Domenica 18 Novembre 2018
   
Text Size

FATTURE FALSE PER 4MILIONI DA AZIENDA EDILE DI CONVERSANO

guardiadifinanza

Operazione antievasione della Guardia di Finanza. Scoperte fatture per operazioni inesistenti da circa 4 milioni di euro. Una persona denunciata all’Autorità Giudiziaria.

 

I militari della Guardia di Finanza di Monopoli, all’esito di una verifica fiscale hanno individuato un’azienda di Conversano operante nel settore dell’edilizia (intonaci) che ha emesso ed utilizzato fatture relativi a lavori mai eseguiti, per circa 4 milioni di euro, interponendosi con aziende del Nord, in un giro di falsi lavori edili.

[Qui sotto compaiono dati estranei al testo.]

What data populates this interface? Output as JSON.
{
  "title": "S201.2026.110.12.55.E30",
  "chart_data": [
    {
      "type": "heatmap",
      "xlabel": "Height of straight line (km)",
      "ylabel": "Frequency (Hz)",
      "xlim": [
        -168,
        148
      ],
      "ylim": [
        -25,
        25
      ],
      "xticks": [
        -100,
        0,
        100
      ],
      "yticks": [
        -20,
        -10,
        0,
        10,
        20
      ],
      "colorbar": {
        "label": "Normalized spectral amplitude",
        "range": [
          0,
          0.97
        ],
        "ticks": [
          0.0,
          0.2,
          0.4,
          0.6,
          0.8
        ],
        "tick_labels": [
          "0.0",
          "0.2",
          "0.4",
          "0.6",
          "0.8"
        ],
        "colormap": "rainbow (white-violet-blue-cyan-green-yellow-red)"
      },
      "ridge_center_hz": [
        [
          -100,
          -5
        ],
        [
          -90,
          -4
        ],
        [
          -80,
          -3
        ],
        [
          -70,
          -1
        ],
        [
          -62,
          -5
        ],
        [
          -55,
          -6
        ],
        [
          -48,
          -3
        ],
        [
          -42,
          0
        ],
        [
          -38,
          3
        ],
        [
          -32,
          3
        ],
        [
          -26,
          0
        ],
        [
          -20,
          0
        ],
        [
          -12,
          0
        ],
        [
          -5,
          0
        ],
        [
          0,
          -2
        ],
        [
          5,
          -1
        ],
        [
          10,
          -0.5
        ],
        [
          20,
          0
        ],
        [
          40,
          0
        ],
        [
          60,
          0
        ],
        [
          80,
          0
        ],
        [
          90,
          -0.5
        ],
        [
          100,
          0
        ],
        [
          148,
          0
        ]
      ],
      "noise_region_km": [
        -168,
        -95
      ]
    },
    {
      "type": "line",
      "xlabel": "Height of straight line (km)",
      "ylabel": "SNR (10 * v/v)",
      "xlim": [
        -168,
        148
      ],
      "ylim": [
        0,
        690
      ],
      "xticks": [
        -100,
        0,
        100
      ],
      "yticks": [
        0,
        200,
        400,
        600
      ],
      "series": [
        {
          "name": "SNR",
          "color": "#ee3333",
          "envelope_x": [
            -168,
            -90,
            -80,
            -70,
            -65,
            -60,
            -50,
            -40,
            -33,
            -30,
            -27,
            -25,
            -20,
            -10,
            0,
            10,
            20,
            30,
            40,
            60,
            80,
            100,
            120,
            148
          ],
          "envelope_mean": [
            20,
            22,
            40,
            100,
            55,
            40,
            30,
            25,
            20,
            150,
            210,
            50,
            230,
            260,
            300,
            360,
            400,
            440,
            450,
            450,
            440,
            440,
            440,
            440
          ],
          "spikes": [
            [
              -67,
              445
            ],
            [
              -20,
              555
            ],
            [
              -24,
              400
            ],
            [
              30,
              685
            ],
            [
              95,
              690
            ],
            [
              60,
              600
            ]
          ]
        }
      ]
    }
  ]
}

L’attività investigativa è partita da un’altra azienda di Conversano che eseguiva lavori edili nella zona del bresciano e bergamasco, subappaltandoli ad aziende del nostro territorio.

Da tale controllo tuttora in corso, sono stati raccolti elementi probanti nei confronti dell’intonachista di Conversano che – cessata l’attività nel 2008 – subappaltava tali lavori ad aziende fallite che, in realtà, non li hanno mai eseguiti.

REVERSE CHARGE - La frode, che va dagli anni 2005 al 2008, e’ stata realizzata avvalendosi anche del particolare meccanismo “dell’inversione contabile nel settore edile”, prevista dall’art. 17 comma 6 lett. a. del d.p.r. sull’iva., denominato “reverse charge”.

Tale istituto, nato col proposito di contrastare le frodi sull’iva, prevede che il prestatore d’opera emetta la propria fattura senza applicazione dell’iva, ponendo a carico del committente l’onere di annotarla nei registri iva e versarla all’erario, per cui il committente diventa il vero e proprio responsabile d’imposta che dovrà liquidare e versare l’iva allo stato.

Con tale sistema, il prestatore d’opera effettua normalmente le proprie detrazioni e richieste di rimborsi d’iva, per cui il committente diventa il vero e proprio responsabile d’imposta, nei confronti dell’erario.

INDEBITE DETRAZIONI E RIMBORSI - L’azienda edile di Conversano, oggetto del controllo, ha usufruito anche di indebite detrazioni e indebiti rimborsi d’iva, aumentando anche il proprio volume d’affari, allo scopo di ottenere maggiore credito, sia verso i propri committenti, sia verso il circuito bancario.